Au-delà des déclarations d’intention, ce premier sommet était dédié à la lutte contre le coronavirus et le changement climatique. Joe Biden a annoncé la création d’un partenariat ambitieux pour doper la production de vaccins, notamment au bénéfice de la région Indo-Pacifique. Le Quad s’est ainsi engagé à fournir plus d’un milliard de doses de vaccins contre le coronavirus aux pays du Pacifique et d’Asie du Sud-Est d’ici à 2022.

L’effort portera notamment sur la production des doses de la marque américaine Johnson & Johnson en Inde. Il s’agit là aussi de ne pas laisser Pékin avoir le monopole des vaccins dans la région. Les quatre pays disent vouloir une alliance solide et durable. Les ministres des Affaires étrangères des quatre démocraties se rencontreront désormais chaque année. Et un nouveau sommet des chefs d’État aura lieu en personne avant la fin de 2021.

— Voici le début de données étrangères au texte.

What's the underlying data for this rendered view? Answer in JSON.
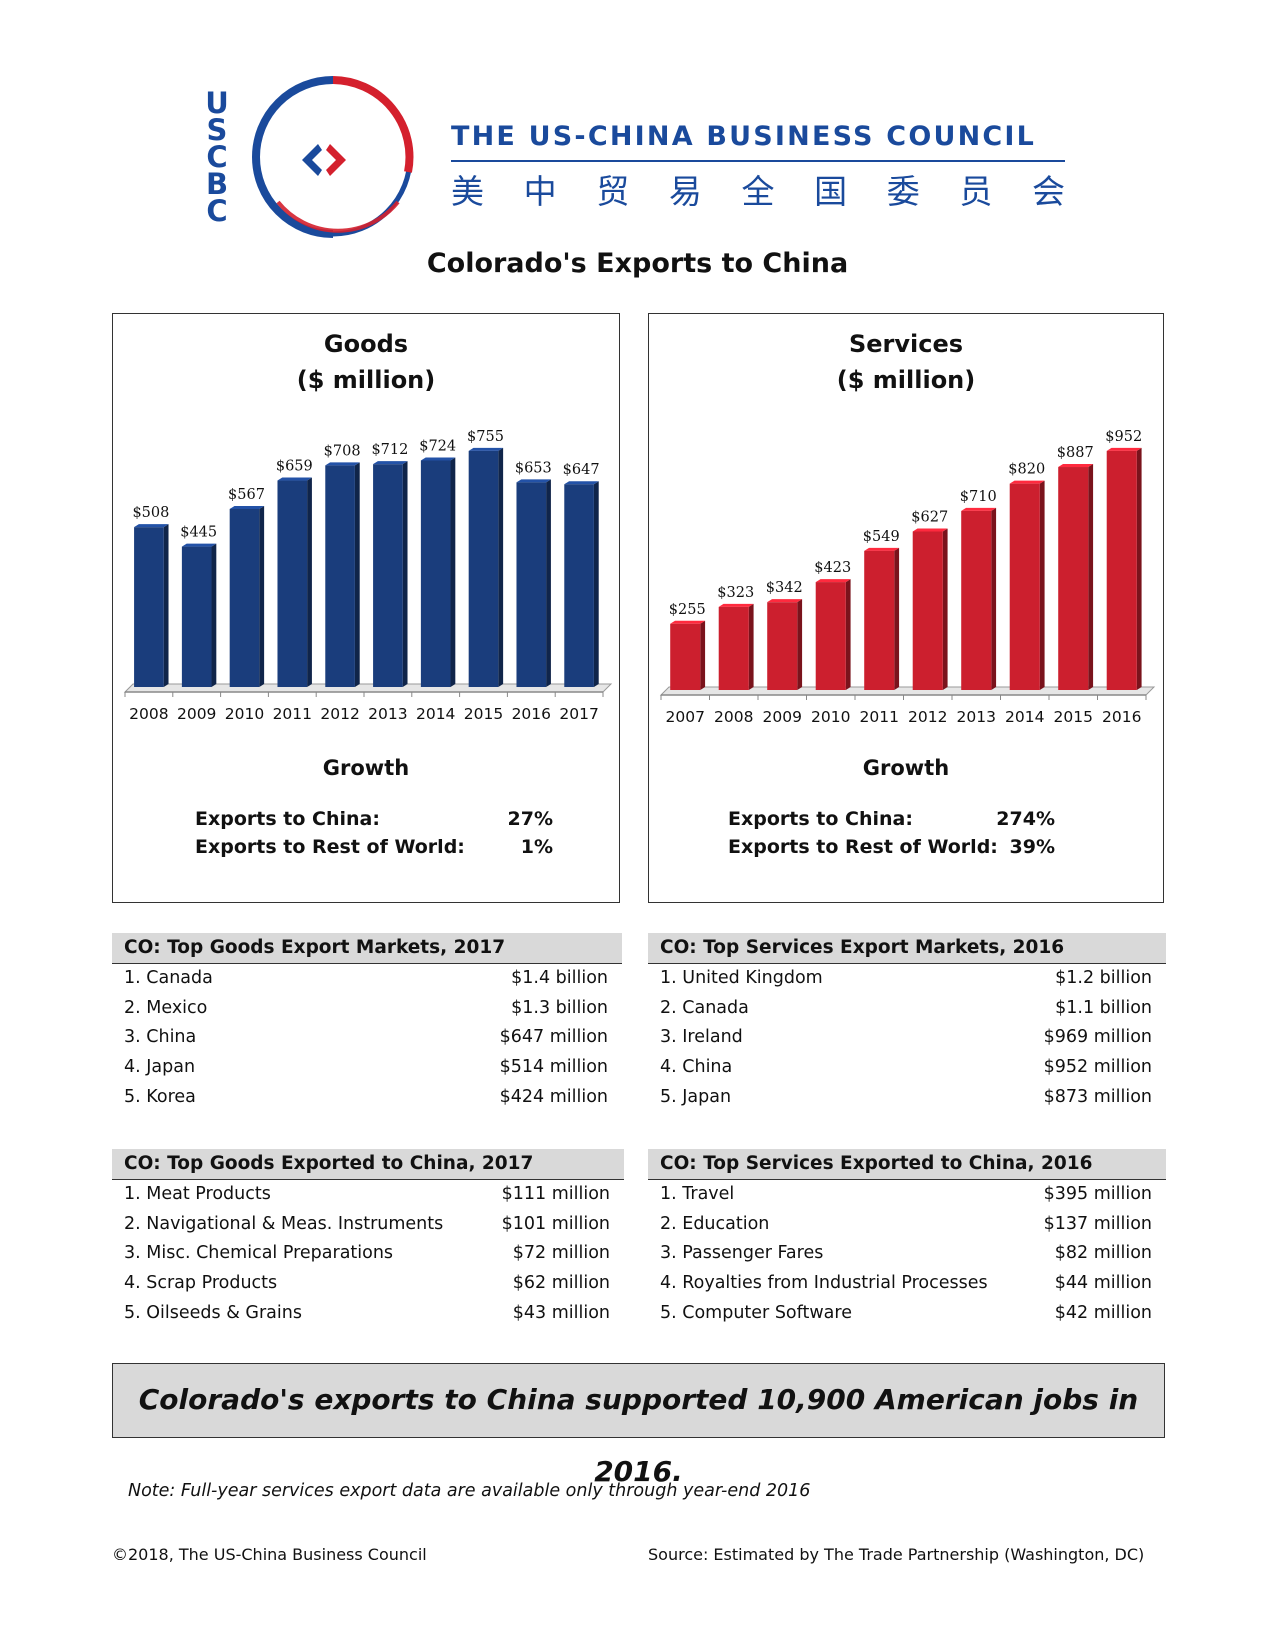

« Un axe de paix et de stabilité »

« Un moment historique », c’est ainsi que le Premier ministre Scott Morrison a qualifié l’alliance qui vient de naître. L’Australie, qui d’ordinaire fait figure de leader dans la zone Pacifique, ou elle apporte une aide économique et humanitaire considérable dans la région, n’a cessé ces dernières années de voir son influence dépérir au profit de la Chine, souligne notre correspondant à Canberra, Gregory Plesse.

Canberra est par ailleurs dans une position délicate. Car si l’Australie s’oppose à la Chine sur le plan idéologique, c’est aussi, et de loin, son principal partenaire commercial. Un avantage que n’a pas hésité à exploiter Pékin ces derniers mois en imposant des sanctions économiques à Canberra, dont certaines prises de position ont irrité le régime chinois. Fort du soutien de trois puissances majeures, Scott Morrison voit dans cette nouvelle alliance « un axe de paix et de stabilité » dans la région Indo-Pacifique.